Par Caroline Ruest
Après des mois à rire, s’amuser et se chamailler, il est arrivé le moment où l’on doit se quitter. Bien que cela ne t’enchante pas, tu dois accepter cet état. Je sais que plusieurs te maudissent. Certains même se poussent de toi lorsqu’ils te voient. Moi, je ne te hais pas. Moi, je ne te fuis pas. Au fil des saisons, nous avons su établir une saine relation, comportant à la fois ses hauts et ses bas. Toutefois, si tu ne le sais pas déjà, je te confirme qu’il est à présent venu le temps de passer au suivant. Pourquoi t’éterniser dans les aurevoirs? Pourquoi imposer encore ta présence quand elle n’est plus autant recherchée? Ne gâche pas tous les bons moments que nous avons su partager. Va et pars maintenant. Je t’en supplie.
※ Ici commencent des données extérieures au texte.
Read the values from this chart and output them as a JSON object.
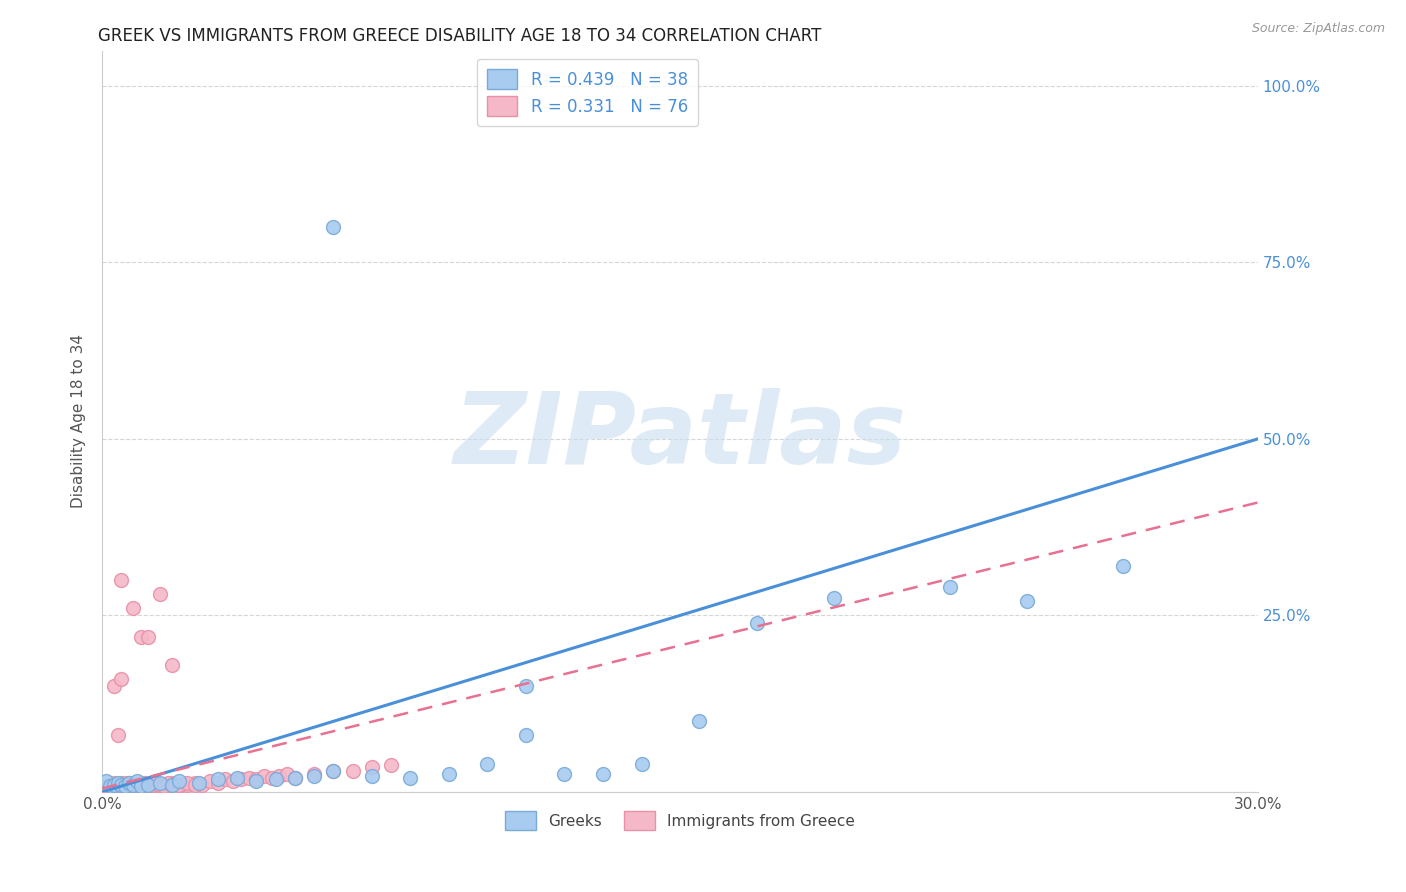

Sache que malgré les années qui filent et se défilent, j’attends toujours ton arrivée avec autant de frénésie. La saison des récoltes passée, ta froideur s’installe irrémédiablement comme un gage de ton pèlerinage en nos terres maraîchères. Ton odeur singulière est telle qu’elle me donne envie de respirer lentement et profondément. Je prends plaisir à humer ta douceur et à la laisser me posséder. Elle se fraie ainsi un chemin jusque dans mes poumons, si bien que je me plais à vivre ce moment avec exaltation. Chaque année, j’espère ardemment l’instant où je verrai la blancheur de tes flocons descendre du ciel en virevoltant joyeusement. Lorsque tu te pares de tes habits les plus saillants, mon cœur d’enfant s’émerveille devant tant d’élégance. Tu revêts alors ta robe d’une pureté inégalée, apaisant par le fait même les âmes agitées.
Fouler les sentiers enneigés, faire des balades en traîneau et des jeux rigolos sous la neige avec Anna-May est le plus beau des cadeaux. Voir ses yeux s’écarquiller et son visage s’illuminer tandis que tes flocons viennent lui chatouiller le bout du nez m’émeut chaque fois. Dans la chaleur de notre logis, je chéris nos matinées à trainailler tous les trois dans le lit où règnent d’adorables histoires. Boire un chai latté, lire un recueil de nouvelles et écrire des récits alors que ma fille dort paisiblement me pousse à profiter de chaque instant.
Tu amènes avec toi un des plus chaleureux moments de l’année où règnent joie et festivités. Décorer le sapin en le parant de ses plus beaux atours tout en écoutant du Michael Bublé est une activité que je prends plaisir à réaliser. Observer Anna-May s’émerveiller devant les lumières scintillantes et l’entendre me demander de les allumer pour son plus grand bonheur me ravit. Visionner des films où l’on célèbre le temps des fêtes est une tradition par ici. Souligner l’anniversaire de ma fille ainsi que le mien ajoute au fait que je t’apprécie.
Malgré tout cela, ton règne doit s’achever. Surtout, n’aie aucun regret. Tu as su briller et te démarquer comme à chaque moment où tu réapparais. Tu nous as gâtés plusieurs fois avec tes grands froids et tes nombreuses tempêtes, peut-être un peu trop parfois. Bien que je t’affectionne particulièrement, je dois t’avouer être enthousiaste à l’arrivée du printemps. Je sens que tu n’es pas prêt à nous quitter, mais tu dois maintenant céder ta place à la saison du renouveau. Je sais que nous nous retrouverons bientôt, alors pourquoi t’éterniser? Va te reposer et laisse la chaleur rayonner. Laisse au printemps le bonheur de voir les bourgeons fleurir, d’entendre les oiseaux chanter et d’observer la nature renaître de ses cendres. Laisse à la terre la possibilité d’absorber ta blancheur pour laisser place aux tapis de mousse verdoyants. Va et pars maintenant. Je t’en supplie. Après tout, ce n’est qu’un aurevoir.